Liz Truss, die 47-jährige Außenministerin, wurde mit 81.326 zu 60.399 Stimmen zur Nachfolgerin von Johnson gewählt, der sich unter dem Druck einer Reihe von Skandalen zum Rücktritt entschlossen hatte. Truss ist die vierte Premierministerin der Konservativen Partei seit der Wahl 2015, die dritte weibliche Premierministerin des Vereinigten Königreichs und die letzte von der Königin ernannte britische Premierministerin.

Auf ihrer letzten Wahlkampfveranstaltung betonte sie, dass sie sich mit den Vereinigten Staaten und anderen Verbündeten zusammentun werde, um „ernsthaften Bedrohungen“ wie China und Russland zu begegnen. Die ernsthaftere Bedrohung für sie ist jedoch die innenpolitische Krise. Als Reaktion auf die steigenden Lebenshaltungskosten und Energierechnungen, die Unruhen in der Industrie und die Rezession, mit denen Großbritannien konfrontiert ist, versprach Truss, in ihrer ersten Woche im Amt sofortige Maßnahmen in Bezug auf Energierechnungen und Energieversorgung zu ergreifen.

Der erfahrene konservative Abgeordnete David Davis bezeichnete die Herausforderungen, denen sie sich stellen musste, als „wahrscheinlich die zweitschwerste Aufgabe eines Premierministers der Nachkriegszeit“ nach der konservativen Margaret Thatcher im Jahr 1979.

Junge, aufstrebende politische Größe

Liz Truss wurde in den 1970er Jahren geboren.
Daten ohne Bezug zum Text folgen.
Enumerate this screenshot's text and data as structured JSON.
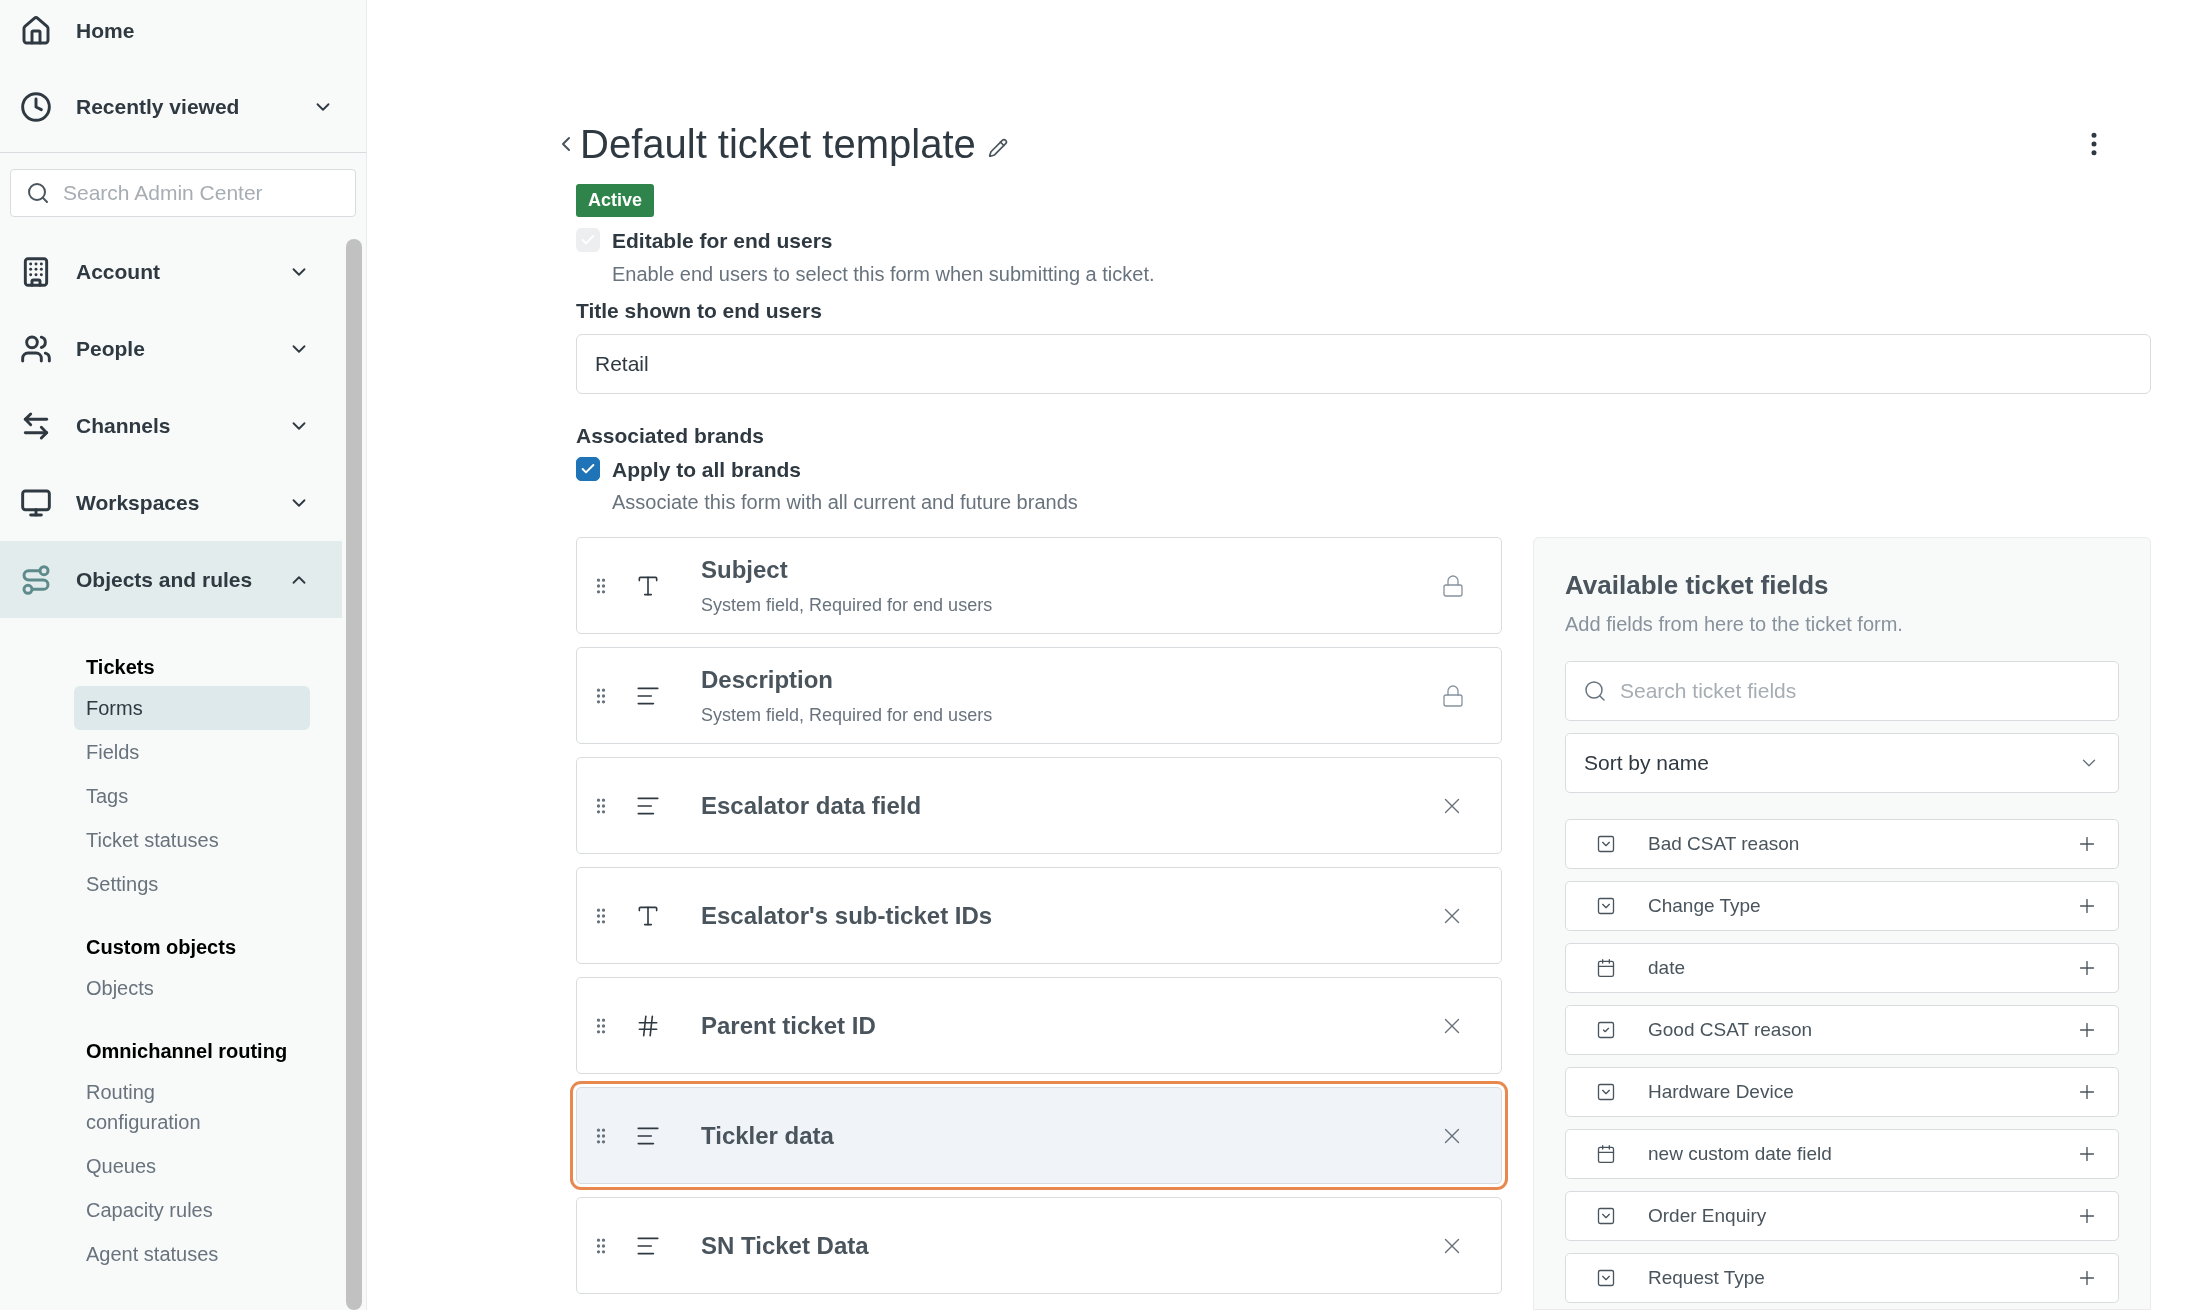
{
  "sidebar": {
    "top_items": [
      {
        "label": "Home",
        "selected": false
      },
      {
        "label": "Recently viewed",
        "selected": false,
        "expanded": false
      }
    ],
    "search": {
      "placeholder": "Search Admin Center"
    },
    "items": [
      {
        "label": "Account",
        "selected": false,
        "expanded": false
      },
      {
        "label": "People",
        "selected": false,
        "expanded": false
      },
      {
        "label": "Channels",
        "selected": false,
        "expanded": false
      },
      {
        "label": "Workspaces",
        "selected": false,
        "expanded": false
      },
      {
        "label": "Objects and rules",
        "selected": true,
        "expanded": true
      }
    ],
    "sections": [
      {
        "heading": "Tickets",
        "links": [
          {
            "label": "Forms",
            "selected": true
          },
          {
            "label": "Fields",
            "selected": false
          },
          {
            "label": "Tags",
            "selected": false
          },
          {
            "label": "Ticket statuses",
            "selected": false
          },
          {
            "label": "Settings",
            "selected": false
          }
        ]
      },
      {
        "heading": "Custom objects",
        "links": [
          {
            "label": "Objects",
            "selected": false
          }
        ]
      },
      {
        "heading": "Omnichannel routing",
        "links": [
          {
            "label": "Routing configuration",
            "selected": false
          },
          {
            "label": "Queues",
            "selected": false
          },
          {
            "label": "Capacity rules",
            "selected": false
          },
          {
            "label": "Agent statuses",
            "selected": false
          }
        ]
      }
    ]
  },
  "header": {
    "title": "Default ticket template",
    "status": "Active"
  },
  "editable": {
    "label": "Editable for end users",
    "hint": "Enable end users to select this form when submitting a ticket.",
    "checked": true,
    "disabled": true
  },
  "title_field": {
    "label": "Title shown to end users",
    "value": "Retail"
  },
  "brands": {
    "heading": "Associated brands",
    "label": "Apply to all brands",
    "hint": "Associate this form with all current and future brands",
    "checked": true,
    "disabled": false
  },
  "form_fields": [
    {
      "name": "Subject",
      "kind": "text",
      "detail": "System field, Required for end users",
      "locked": true,
      "highlighted": false
    },
    {
      "name": "Description",
      "kind": "multiline",
      "detail": "System field, Required for end users",
      "locked": true,
      "highlighted": false
    },
    {
      "name": "Escalator data field",
      "kind": "multiline",
      "locked": false,
      "highlighted": false
    },
    {
      "name": "Escalator's sub-ticket IDs",
      "kind": "text",
      "locked": false,
      "highlighted": false
    },
    {
      "name": "Parent ticket ID",
      "kind": "number",
      "locked": false,
      "highlighted": false
    },
    {
      "name": "Tickler data",
      "kind": "multiline",
      "locked": false,
      "highlighted": true
    },
    {
      "name": "SN Ticket Data",
      "kind": "multiline",
      "locked": false,
      "highlighted": false
    }
  ],
  "available": {
    "title": "Available ticket fields",
    "subtitle": "Add fields from here to the ticket form.",
    "search_placeholder": "Search ticket fields",
    "sort": "Sort by name",
    "fields": [
      {
        "name": "Bad CSAT reason",
        "kind": "dropdown"
      },
      {
        "name": "Change Type",
        "kind": "dropdown"
      },
      {
        "name": "date",
        "kind": "date"
      },
      {
        "name": "Good CSAT reason",
        "kind": "multiselect"
      },
      {
        "name": "Hardware Device",
        "kind": "dropdown"
      },
      {
        "name": "new custom date field",
        "kind": "date"
      },
      {
        "name": "Order Enquiry",
        "kind": "dropdown"
      },
      {
        "name": "Request Type",
        "kind": "dropdown"
      }
    ]
  }
}
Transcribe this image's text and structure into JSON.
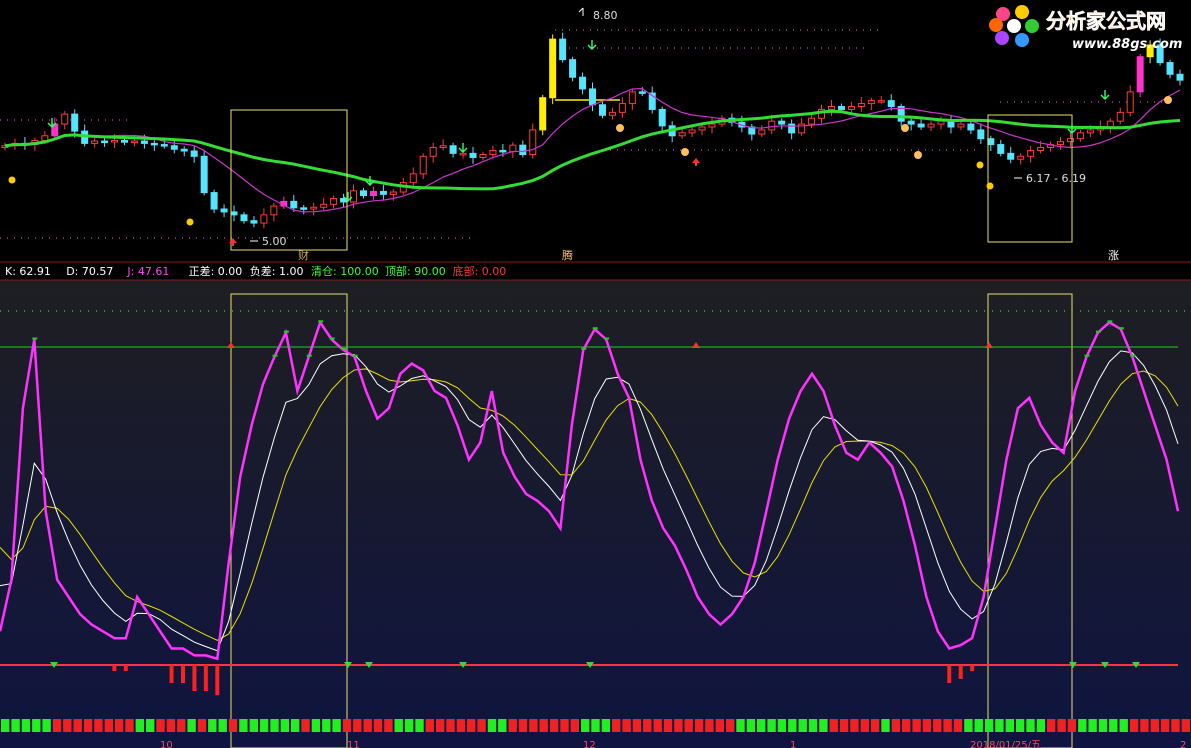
{
  "logo": {
    "title": "分析家公式网",
    "url": "www.88gs.com"
  },
  "price_annotations": {
    "high": "8.80",
    "low": "5.00",
    "range": "6.17 - 6.19"
  },
  "box_labels": [
    "财",
    "腾",
    "涨"
  ],
  "status_bar": [
    {
      "text": "K: 62.91",
      "color": "#ffffff"
    },
    {
      "text": "D: 70.57",
      "color": "#ffffff"
    },
    {
      "text": "J: 47.61",
      "color": "#ff44ff"
    },
    {
      "text": "正差: 0.00",
      "color": "#ffffff"
    },
    {
      "text": "负差: 1.00",
      "color": "#ffffff"
    },
    {
      "text": "清仓: 100.00",
      "color": "#33ff33"
    },
    {
      "text": "顶部: 90.00",
      "color": "#33ff33"
    },
    {
      "text": "底部: 0.00",
      "color": "#ff3333"
    }
  ],
  "date_labels": [
    "10",
    "11",
    "12",
    "1",
    "2018/01/25/五",
    "2"
  ],
  "colors": {
    "up": "#ff3b3b",
    "down": "#55e5ff",
    "yellow": "#ffee00",
    "magenta": "#ff33cc",
    "ma_long": "#33dd33",
    "ma_short": "#cc33cc",
    "box": "#e8e070",
    "k": "#ffffff",
    "d": "#e8e000",
    "j": "#ff33ff",
    "top_line": "#22cc22"
  },
  "chart_data": {
    "type": "candlestick+kdj",
    "price": {
      "ylim": [
        4.8,
        9.0
      ],
      "closes": [
        6.58,
        6.62,
        6.6,
        6.67,
        6.75,
        6.95,
        7.12,
        6.83,
        6.62,
        6.66,
        6.65,
        6.67,
        6.64,
        6.66,
        6.62,
        6.6,
        6.58,
        6.52,
        6.49,
        6.4,
        5.78,
        5.5,
        5.45,
        5.4,
        5.3,
        5.26,
        5.4,
        5.55,
        5.63,
        5.52,
        5.5,
        5.53,
        5.58,
        5.68,
        5.62,
        5.81,
        5.73,
        5.8,
        5.75,
        5.79,
        5.95,
        6.1,
        6.4,
        6.55,
        6.58,
        6.45,
        6.45,
        6.38,
        6.43,
        6.5,
        6.48,
        6.59,
        6.43,
        6.85,
        7.4,
        8.4,
        8.05,
        7.75,
        7.55,
        7.28,
        7.1,
        7.15,
        7.3,
        7.5,
        7.48,
        7.2,
        6.92,
        6.75,
        6.8,
        6.85,
        6.9,
        6.95,
        7.05,
        6.98,
        6.9,
        6.78,
        6.85,
        7.0,
        6.95,
        6.8,
        6.95,
        7.05,
        7.2,
        7.25,
        7.2,
        7.25,
        7.3,
        7.35,
        7.35,
        7.25,
        7.0,
        6.95,
        6.9,
        6.95,
        7.0,
        6.9,
        6.95,
        6.85,
        6.7,
        6.6,
        6.45,
        6.35,
        6.4,
        6.5,
        6.55,
        6.6,
        6.65,
        6.7,
        6.8,
        6.85,
        6.9,
        7.0,
        7.15,
        7.5,
        8.1,
        8.3,
        8.0,
        7.8,
        7.7
      ]
    },
    "kdj": {
      "ylim": [
        -10,
        110
      ],
      "j": [
        10,
        25,
        75,
        95,
        45,
        25,
        20,
        15,
        12,
        10,
        8,
        8,
        20,
        15,
        10,
        5,
        5,
        3,
        3,
        2,
        30,
        55,
        70,
        82,
        90,
        97,
        80,
        90,
        100,
        95,
        92,
        90,
        80,
        72,
        75,
        85,
        88,
        86,
        80,
        78,
        70,
        60,
        65,
        80,
        62,
        55,
        50,
        48,
        45,
        40,
        70,
        92,
        98,
        95,
        85,
        78,
        60,
        48,
        40,
        35,
        28,
        20,
        15,
        12,
        15,
        20,
        30,
        45,
        60,
        72,
        80,
        85,
        80,
        70,
        62,
        60,
        65,
        62,
        58,
        48,
        35,
        20,
        10,
        5,
        6,
        8,
        20,
        40,
        60,
        75,
        78,
        70,
        65,
        62,
        80,
        90,
        97,
        100,
        98,
        90,
        80,
        70,
        60,
        45
      ]
    }
  }
}
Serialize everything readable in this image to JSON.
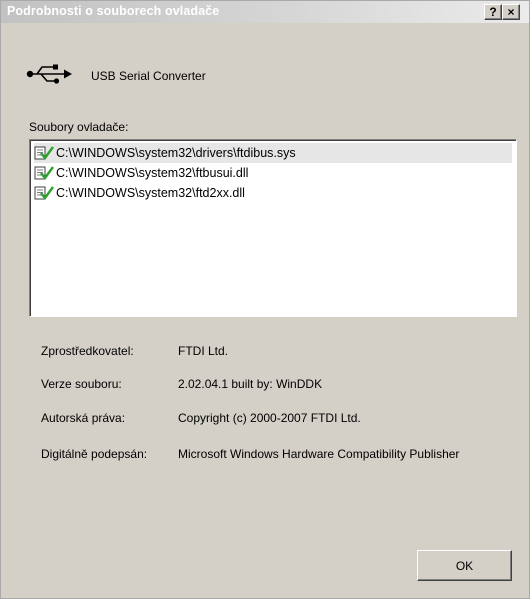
{
  "window": {
    "title": "Podrobnosti o souborech ovladače",
    "help_button": "?",
    "close_button": "×"
  },
  "device": {
    "icon": "usb-icon",
    "name": "USB Serial Converter"
  },
  "files": {
    "label": "Soubory ovladače:",
    "items": [
      {
        "icon": "signed-driver-file-icon",
        "path": "C:\\WINDOWS\\system32\\drivers\\ftdibus.sys",
        "selected": true
      },
      {
        "icon": "signed-driver-file-icon",
        "path": "C:\\WINDOWS\\system32\\ftbusui.dll",
        "selected": false
      },
      {
        "icon": "signed-driver-file-icon",
        "path": "C:\\WINDOWS\\system32\\ftd2xx.dll",
        "selected": false
      }
    ]
  },
  "properties": {
    "provider": {
      "label": "Zprostředkovatel:",
      "value": "FTDI Ltd."
    },
    "file_version": {
      "label": "Verze souboru:",
      "value": "2.02.04.1 built by: WinDDK"
    },
    "copyright": {
      "label": "Autorská práva:",
      "value": "Copyright (c) 2000-2007 FTDI Ltd."
    },
    "digital_signer": {
      "label": "Digitálně podepsán:",
      "value": "Microsoft Windows Hardware Compatibility Publisher"
    }
  },
  "buttons": {
    "ok_label": "OK"
  },
  "colors": {
    "dialog_bg": "#d4d0c8",
    "list_bg": "#ffffff",
    "selected_row": "#e6e6e6",
    "check_green": "#2fa12f"
  }
}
Sie studierte in Oxford Philosophie, Politologie und Wirtschaft und engagierte sich in den politischen Vereinen auf dem Campus. Sie trat zunächst den Liberaldemokraten bei und wechselte später zur Konservativen Partei. Nach ihrem Abschluss arbeitete sie als Buchhalterin bei Shell und Cable & Wireless.

2010 wurde sie ins Parlament gewählt. Während ihrer Zeit im Parlament war sie Mitverfasserin einer politischen Abhandlung mit dem Titel „Britannia Unchained“, in der sie die Abschaffung staatlicher Vorschriften vorschlug, um Großbritanniens internationales Ansehen zu verbessern. Das zeichnete sie als Verfechterin der freien Marktwirtschaft aus.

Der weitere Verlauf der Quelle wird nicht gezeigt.